❑ANNs, like people, learn by example. An ANN is configured for a specific application, such as pattern recognition or data classification, through a learning process. ❑The amazing thing about a neural network is that you don't have to program it to learn explicitly: it learns all by itself, just like a brain! ❑An artificial neural network (ANN), usually called neural network (NN), is a mathematical model or computational model that is inspired by the structure and/or functional aspects of biological neural networks.
WHY ANN? • Neural networks, with their remarkable ability to derive meaning from complicated or imprecise data, can be used to extract patterns and detect trends that are too complex to be noticed by either humans or other computer techniques. • A trained neural network can be thought of as an "expert" in the category of information it has been given to analyse. This expert can then be used to provide projections given new situations of interest and answer "what if" questions.
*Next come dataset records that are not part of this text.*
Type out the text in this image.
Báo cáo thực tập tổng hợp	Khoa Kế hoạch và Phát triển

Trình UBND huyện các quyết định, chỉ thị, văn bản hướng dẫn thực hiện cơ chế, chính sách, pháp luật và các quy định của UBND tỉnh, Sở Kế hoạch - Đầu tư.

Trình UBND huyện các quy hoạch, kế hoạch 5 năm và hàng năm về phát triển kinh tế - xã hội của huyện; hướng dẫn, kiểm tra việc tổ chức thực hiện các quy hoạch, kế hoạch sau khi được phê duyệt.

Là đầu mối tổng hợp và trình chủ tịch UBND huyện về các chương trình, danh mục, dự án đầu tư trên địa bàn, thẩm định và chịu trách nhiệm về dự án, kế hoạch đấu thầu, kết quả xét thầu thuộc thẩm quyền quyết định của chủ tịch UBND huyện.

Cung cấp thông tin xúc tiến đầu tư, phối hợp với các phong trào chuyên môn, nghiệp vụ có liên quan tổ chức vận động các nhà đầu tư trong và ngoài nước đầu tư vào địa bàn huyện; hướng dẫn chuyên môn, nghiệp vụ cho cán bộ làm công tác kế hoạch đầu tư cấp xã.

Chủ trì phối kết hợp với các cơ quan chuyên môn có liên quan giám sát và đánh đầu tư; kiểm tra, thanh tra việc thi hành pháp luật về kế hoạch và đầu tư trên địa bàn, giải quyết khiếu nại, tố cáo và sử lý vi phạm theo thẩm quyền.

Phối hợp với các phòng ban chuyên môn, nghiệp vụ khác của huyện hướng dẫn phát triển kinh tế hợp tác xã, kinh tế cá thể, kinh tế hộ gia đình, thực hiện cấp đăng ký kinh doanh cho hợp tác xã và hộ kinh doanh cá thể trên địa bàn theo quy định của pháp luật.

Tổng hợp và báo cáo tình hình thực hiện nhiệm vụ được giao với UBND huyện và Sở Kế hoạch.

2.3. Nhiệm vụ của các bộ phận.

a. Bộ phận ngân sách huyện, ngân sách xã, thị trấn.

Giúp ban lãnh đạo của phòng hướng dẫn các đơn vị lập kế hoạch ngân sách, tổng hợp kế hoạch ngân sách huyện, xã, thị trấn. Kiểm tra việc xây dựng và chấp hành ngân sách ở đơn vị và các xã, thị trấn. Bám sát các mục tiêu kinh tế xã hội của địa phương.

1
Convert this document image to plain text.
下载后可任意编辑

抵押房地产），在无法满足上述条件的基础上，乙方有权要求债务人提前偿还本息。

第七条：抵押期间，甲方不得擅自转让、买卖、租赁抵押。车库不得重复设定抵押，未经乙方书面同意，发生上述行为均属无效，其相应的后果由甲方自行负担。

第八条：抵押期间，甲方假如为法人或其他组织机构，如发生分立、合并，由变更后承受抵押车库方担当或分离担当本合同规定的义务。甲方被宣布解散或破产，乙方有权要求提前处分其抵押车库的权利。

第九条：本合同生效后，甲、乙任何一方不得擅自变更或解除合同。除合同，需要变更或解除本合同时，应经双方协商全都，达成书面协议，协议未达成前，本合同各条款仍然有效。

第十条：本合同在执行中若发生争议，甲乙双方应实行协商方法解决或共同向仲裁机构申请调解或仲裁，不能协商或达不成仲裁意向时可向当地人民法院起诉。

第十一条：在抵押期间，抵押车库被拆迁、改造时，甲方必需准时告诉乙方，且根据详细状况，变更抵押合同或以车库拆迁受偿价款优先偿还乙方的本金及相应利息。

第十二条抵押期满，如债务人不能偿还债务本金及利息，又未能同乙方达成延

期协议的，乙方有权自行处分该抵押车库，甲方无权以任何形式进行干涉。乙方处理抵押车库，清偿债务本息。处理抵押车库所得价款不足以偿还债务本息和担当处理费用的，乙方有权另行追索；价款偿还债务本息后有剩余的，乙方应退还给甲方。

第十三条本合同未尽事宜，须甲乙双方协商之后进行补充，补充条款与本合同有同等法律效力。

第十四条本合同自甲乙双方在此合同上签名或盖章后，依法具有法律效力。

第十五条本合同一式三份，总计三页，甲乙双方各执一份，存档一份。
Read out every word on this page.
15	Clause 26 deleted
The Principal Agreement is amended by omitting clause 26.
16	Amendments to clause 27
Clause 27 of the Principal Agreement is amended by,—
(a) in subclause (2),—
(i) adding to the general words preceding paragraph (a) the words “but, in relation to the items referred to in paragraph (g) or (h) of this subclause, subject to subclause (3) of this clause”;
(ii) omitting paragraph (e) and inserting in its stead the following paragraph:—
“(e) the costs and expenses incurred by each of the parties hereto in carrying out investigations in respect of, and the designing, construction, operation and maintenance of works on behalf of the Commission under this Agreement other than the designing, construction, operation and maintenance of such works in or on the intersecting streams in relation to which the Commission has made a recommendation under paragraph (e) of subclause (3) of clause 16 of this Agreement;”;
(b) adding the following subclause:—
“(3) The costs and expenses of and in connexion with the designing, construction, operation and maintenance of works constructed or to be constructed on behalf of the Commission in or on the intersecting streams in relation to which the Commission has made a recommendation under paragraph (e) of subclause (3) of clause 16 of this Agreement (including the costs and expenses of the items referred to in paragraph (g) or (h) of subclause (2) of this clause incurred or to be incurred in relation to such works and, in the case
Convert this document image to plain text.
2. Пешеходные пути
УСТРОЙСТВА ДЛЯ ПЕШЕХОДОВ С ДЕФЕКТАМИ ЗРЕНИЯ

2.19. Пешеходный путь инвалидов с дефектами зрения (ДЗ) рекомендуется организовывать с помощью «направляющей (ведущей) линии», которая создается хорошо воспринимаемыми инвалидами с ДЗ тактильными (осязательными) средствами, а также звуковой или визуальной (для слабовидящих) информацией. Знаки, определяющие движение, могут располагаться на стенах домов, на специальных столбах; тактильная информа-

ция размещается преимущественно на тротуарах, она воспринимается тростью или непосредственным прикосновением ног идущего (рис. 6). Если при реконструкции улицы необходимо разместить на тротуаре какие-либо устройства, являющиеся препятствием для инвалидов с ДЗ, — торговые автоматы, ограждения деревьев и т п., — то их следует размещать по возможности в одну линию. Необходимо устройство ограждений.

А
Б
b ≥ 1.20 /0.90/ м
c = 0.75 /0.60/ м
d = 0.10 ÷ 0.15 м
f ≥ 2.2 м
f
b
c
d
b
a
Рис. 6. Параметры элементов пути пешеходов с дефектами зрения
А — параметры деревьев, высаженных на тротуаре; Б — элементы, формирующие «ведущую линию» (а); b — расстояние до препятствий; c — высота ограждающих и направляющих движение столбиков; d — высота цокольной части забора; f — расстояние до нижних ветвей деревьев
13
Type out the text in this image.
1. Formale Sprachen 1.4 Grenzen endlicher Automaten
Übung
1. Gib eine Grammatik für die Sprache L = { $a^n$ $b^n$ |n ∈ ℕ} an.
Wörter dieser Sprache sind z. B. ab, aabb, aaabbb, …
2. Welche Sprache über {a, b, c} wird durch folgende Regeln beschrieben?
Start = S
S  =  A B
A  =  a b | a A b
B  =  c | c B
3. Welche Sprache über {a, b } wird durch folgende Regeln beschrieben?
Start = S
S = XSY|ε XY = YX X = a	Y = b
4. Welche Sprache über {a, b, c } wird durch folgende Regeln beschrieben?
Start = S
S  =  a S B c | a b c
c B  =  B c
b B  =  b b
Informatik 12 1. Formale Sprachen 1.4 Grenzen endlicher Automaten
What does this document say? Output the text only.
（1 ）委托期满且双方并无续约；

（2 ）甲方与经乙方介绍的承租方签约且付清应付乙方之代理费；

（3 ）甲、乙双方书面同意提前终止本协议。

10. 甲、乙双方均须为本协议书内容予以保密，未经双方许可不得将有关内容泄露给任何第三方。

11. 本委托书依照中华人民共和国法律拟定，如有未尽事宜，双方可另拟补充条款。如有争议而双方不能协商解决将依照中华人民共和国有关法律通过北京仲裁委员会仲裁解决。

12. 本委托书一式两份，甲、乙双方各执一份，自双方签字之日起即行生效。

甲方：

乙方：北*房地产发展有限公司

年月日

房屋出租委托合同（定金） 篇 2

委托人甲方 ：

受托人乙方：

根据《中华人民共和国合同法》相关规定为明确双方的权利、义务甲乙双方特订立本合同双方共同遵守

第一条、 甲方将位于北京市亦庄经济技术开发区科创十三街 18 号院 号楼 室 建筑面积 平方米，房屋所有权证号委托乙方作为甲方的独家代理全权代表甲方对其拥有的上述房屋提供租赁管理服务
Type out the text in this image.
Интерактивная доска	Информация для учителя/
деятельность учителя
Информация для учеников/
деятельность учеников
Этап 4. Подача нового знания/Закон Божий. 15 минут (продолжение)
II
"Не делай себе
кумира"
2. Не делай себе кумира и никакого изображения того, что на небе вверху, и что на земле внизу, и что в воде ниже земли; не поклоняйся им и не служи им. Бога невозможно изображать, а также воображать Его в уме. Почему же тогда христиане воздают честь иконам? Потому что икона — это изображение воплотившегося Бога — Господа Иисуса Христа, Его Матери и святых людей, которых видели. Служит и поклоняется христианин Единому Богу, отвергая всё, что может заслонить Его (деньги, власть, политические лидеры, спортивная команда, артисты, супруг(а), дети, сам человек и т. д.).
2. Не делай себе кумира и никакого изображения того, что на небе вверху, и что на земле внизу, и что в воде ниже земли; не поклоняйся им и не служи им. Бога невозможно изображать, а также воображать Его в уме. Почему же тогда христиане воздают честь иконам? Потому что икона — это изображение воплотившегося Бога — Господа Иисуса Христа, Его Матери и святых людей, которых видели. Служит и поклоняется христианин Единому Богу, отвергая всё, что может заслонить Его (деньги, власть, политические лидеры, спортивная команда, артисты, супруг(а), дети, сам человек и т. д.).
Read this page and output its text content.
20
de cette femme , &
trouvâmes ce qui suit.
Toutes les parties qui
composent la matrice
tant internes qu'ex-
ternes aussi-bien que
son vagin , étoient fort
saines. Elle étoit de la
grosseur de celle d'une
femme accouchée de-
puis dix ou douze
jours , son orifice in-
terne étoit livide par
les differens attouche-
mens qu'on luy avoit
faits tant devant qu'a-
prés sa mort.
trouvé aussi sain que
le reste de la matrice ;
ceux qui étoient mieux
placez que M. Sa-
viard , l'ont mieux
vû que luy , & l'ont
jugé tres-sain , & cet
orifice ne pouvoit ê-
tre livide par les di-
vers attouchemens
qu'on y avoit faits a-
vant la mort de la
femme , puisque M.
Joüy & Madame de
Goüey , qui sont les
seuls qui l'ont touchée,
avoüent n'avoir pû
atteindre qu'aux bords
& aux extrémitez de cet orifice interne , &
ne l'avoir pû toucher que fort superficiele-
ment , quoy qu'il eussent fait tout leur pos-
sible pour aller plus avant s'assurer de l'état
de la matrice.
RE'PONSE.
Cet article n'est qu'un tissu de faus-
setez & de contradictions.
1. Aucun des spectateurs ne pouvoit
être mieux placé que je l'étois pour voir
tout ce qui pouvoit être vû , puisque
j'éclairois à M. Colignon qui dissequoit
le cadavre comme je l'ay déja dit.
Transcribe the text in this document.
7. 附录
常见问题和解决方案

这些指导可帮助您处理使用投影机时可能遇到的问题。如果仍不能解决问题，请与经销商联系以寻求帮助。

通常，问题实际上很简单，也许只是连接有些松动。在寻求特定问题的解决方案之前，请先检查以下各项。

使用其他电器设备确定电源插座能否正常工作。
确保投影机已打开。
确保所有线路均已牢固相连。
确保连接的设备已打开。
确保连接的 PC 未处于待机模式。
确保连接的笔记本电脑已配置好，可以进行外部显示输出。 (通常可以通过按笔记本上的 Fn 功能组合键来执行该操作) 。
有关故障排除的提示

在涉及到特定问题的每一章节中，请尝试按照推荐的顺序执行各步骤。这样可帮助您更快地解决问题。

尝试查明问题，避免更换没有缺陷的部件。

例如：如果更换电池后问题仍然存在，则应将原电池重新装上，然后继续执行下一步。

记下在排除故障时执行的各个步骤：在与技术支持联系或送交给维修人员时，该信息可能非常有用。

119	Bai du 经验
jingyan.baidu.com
Other advantages • Adaptive learning: An ability to learn how to do tasks based on the data given for training or initial experience. • Self-Organisation: An ANN can create its own organisation or representation of the information it receives during learning time. • Real Time Operation: ANN computations may be carried out in parallel, and special hardware devices are being designed and manufactured which take advantage of this capability. • Fault Tolerance via Redundant Information Coding: Partial destruction of a network leads to the corresponding degradation of performance. However, some network capabilities may be retained even with major network damage.
Brief History of Neural Networks ❑ The earliest work in neural computing goes back to the 1940's when McCulloch and Pitts introduced the first neural network computing model. ❑In the 1950's, Rosenblatt's work resulted in a two-layer network, the perceptron, which was capable of learning certain classifications by adjusting connection weights. Although the perceptron was successful in classifying certain patterns, it had a number of limitations. ❑The perceptron was not able to solve the classic XOR (exclusive or) problem. Such limitations led to the decline of the field of neural networks. However, the perceptron had laid foundations for later work in neural computing. • In the early 1980's, researchers showed renewed interest in neural networks. Recent work includes Boltzmann machines, Hopfield nets, competitive learning models, multilayer networks, and adaptive resonance theory models.